Among 2022's hate and antigovernment groups is Moms for Liberty, an organization that rallies right-wing parents who disagree with the curriculum and COVID-19 policies of public schools. This inclusion has prompted considerable pushback from the right; the group's co-founder, Tiffany Justice, rejected the "extremist" label, telling Fox News, "We are a group of moms and dads and grandparents and aunts and uncles, community members that are very concerned about the direction of the country."

The SPLC defends its description of Moms for Liberty as an extremist group by citing several members who have made violent threats against teachers and the LGBT community. It also cites statements that are not very extreme, including this one, from Justice:

"I raise my children. The government does not. We do not co-parent with the government.

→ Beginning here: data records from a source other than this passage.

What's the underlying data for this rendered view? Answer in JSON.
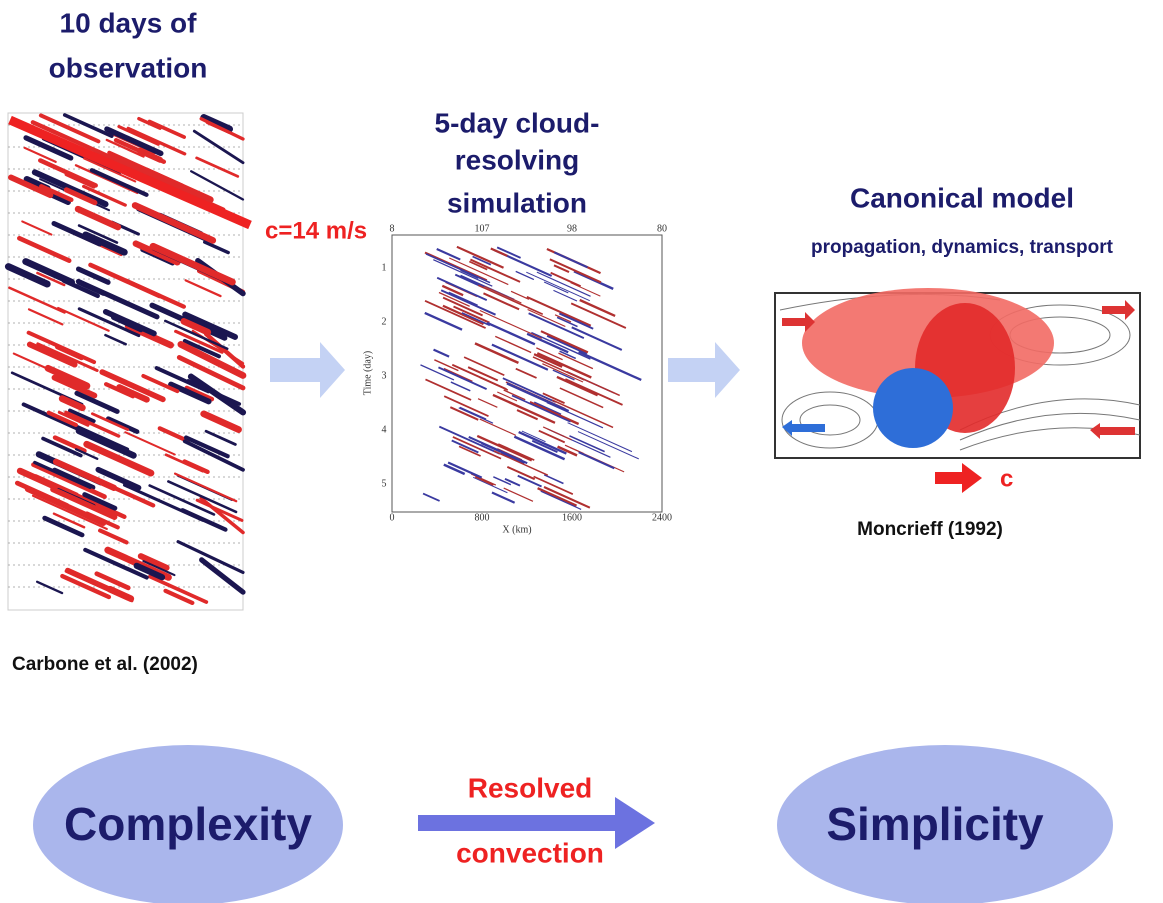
{
  "observation": {
    "title": [
      "10 days of",
      "observation"
    ],
    "speed_label": "c=14 m/s",
    "credit": "Carbone et al. (2002)"
  },
  "simulation": {
    "title": [
      "5-day cloud-",
      "resolving",
      "simulation"
    ],
    "x_axis_label": "X (km)",
    "y_axis_label": "Time (day)",
    "x_ticks": [
      "0",
      "800",
      "1600",
      "2400"
    ],
    "y_ticks": [
      "1",
      "2",
      "3",
      "4",
      "5"
    ],
    "top_ticks": [
      "8",
      "107",
      "98",
      "80"
    ]
  },
  "model": {
    "title": "Canonical model",
    "subtitle": "propagation, dynamics, transport",
    "arrow_label": "c",
    "credit": "Moncrieff (1992)"
  },
  "bottom": {
    "left": "Complexity",
    "arrow_label": [
      "Resolved",
      "convection"
    ],
    "right": "Simplicity"
  }
}
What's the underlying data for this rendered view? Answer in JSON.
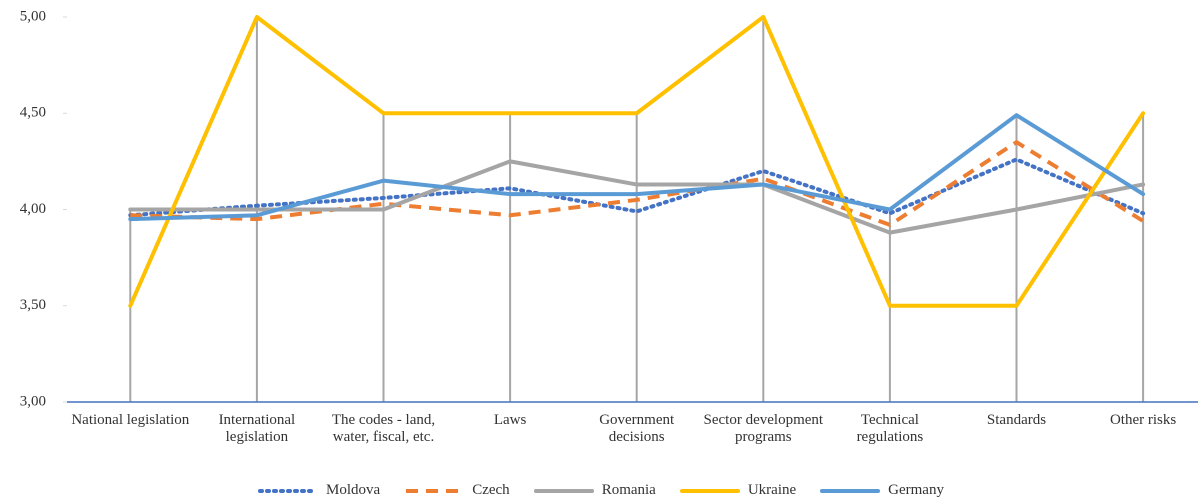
{
  "chart_data": {
    "type": "line",
    "categories": [
      "National legislation",
      "International legislation",
      "The codes - land, water, fiscal, etc.",
      "Laws",
      "Government decisions",
      "Sector development programs",
      "Technical regulations",
      "Standards",
      "Other risks"
    ],
    "series": [
      {
        "name": "Moldova",
        "color": "#4472c4",
        "dash": "dot",
        "values": [
          3.97,
          4.02,
          4.06,
          4.11,
          3.99,
          4.2,
          3.98,
          4.26,
          3.98
        ]
      },
      {
        "name": "Czech",
        "color": "#ed7d31",
        "dash": "dash",
        "values": [
          3.97,
          3.95,
          4.03,
          3.97,
          4.05,
          4.16,
          3.92,
          4.35,
          3.94
        ]
      },
      {
        "name": "Romania",
        "color": "#a5a5a5",
        "dash": "solid",
        "values": [
          4.0,
          4.0,
          4.0,
          4.25,
          4.13,
          4.13,
          3.88,
          4.0,
          4.13
        ]
      },
      {
        "name": "Ukraine",
        "color": "#ffc000",
        "dash": "solid",
        "values": [
          3.5,
          5.0,
          4.5,
          4.5,
          4.5,
          5.0,
          3.5,
          3.5,
          4.5
        ]
      },
      {
        "name": "Germany",
        "color": "#5b9bd5",
        "dash": "solid",
        "values": [
          3.95,
          3.97,
          4.15,
          4.08,
          4.08,
          4.13,
          4.0,
          4.49,
          4.08
        ]
      }
    ],
    "ylim": [
      3,
      5
    ],
    "yticks": [
      {
        "value": 3,
        "label": "3,00"
      },
      {
        "value": 3.5,
        "label": "3,50"
      },
      {
        "value": 4,
        "label": "4,00"
      },
      {
        "value": 4.5,
        "label": "4,50"
      },
      {
        "value": 5,
        "label": "5,00"
      }
    ],
    "drop_lines": true,
    "legend": "bottom"
  }
}
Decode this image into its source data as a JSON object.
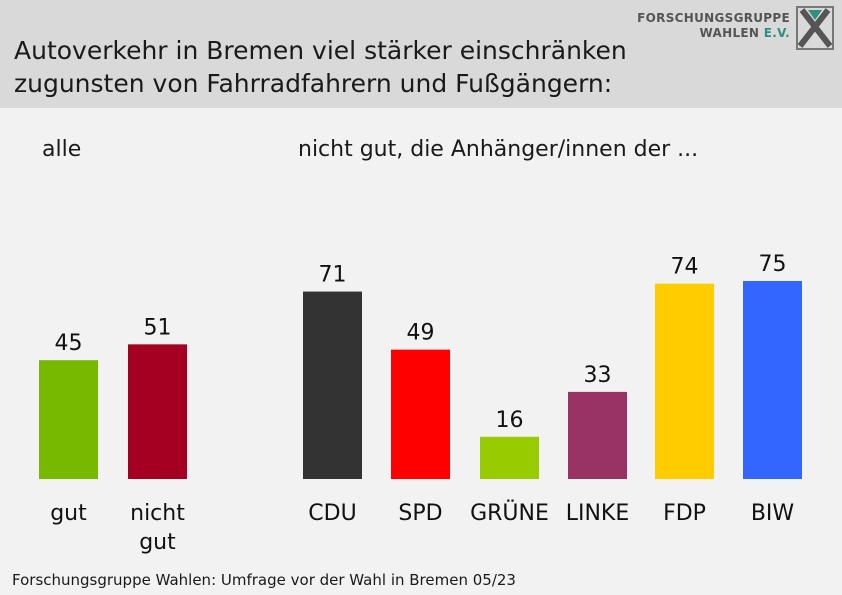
{
  "title_line1": "Autoverkehr in Bremen viel stärker einschränken",
  "title_line2": "zugunsten von Fahrradfahrern und Fußgängern:",
  "logo": {
    "line1": "FORSCHUNGSGRUPPE",
    "line2": "WAHLEN",
    "line2_suffix": "E.V."
  },
  "left_section_label": "alle",
  "right_section_label": "nicht gut, die Anhänger/innen der ...",
  "footer": "Forschungsgruppe Wahlen: Umfrage vor der Wahl in Bremen 05/23",
  "chart_data": [
    {
      "type": "bar",
      "categories": [
        "gut",
        "nicht gut"
      ],
      "values": [
        45,
        51
      ],
      "colors": [
        "#76b900",
        "#a50021"
      ],
      "title": "alle",
      "ylim": [
        0,
        100
      ],
      "grid": false
    },
    {
      "type": "bar",
      "categories": [
        "CDU",
        "SPD",
        "GRÜNE",
        "LINKE",
        "FDP",
        "BIW"
      ],
      "values": [
        71,
        49,
        16,
        33,
        74,
        75
      ],
      "colors": [
        "#333333",
        "#ff0000",
        "#99cc00",
        "#993366",
        "#ffcc00",
        "#3366ff"
      ],
      "title": "nicht gut, die Anhänger/innen der ...",
      "ylim": [
        0,
        100
      ],
      "grid": false
    }
  ]
}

And there are certain sensitive subjects that we would like to be directing the conversation around for our children…Parents are very concerned about this idea about gender identity that was never discussed in our public schools, and it is now taking a front row seat in our children's education. And it is affecting everything they do, including for many of our girls, how safe they feel in the bathrooms at their school."

The SPLC clearly objects to the agenda of Moms for Liberty, which has advocated for the removal of books that discuss gender identity, racial identity, and sexuality from public school libraries. But the hate report draws little distinction between activities that could reasonably be described as hateful (i.e., violent and incendiary rhetoric toward the LGBT community) and normal, right-of-center political organizing. For instance, the SPLC also condemns Moms for Liberty for fighting against mask and vaccine mandates, seeking to abolish the Department of Education, and undermining the influence of teachers unions. If these stances are really sufficient to get an organization labeled "extremist," then the term extremism has lost all relevant meaning.

Luckily for the SPLC, Moms for Liberty is a chapter-based organization, which means that it can be counted not once but dozens of times. For example, the 2022 hate map lists 89 groups in Florida, 28 of which are Moms for Liberty. In Texas, Moms for Liberty constitutes 10 of the state's 72 extremist groups. No effort is made to distinguish these chapters based on whether prominent members have espoused genuinely hateful views; they're all just extremists, extremists everywhere.

The SPLC did not immediately respond to a request for comment.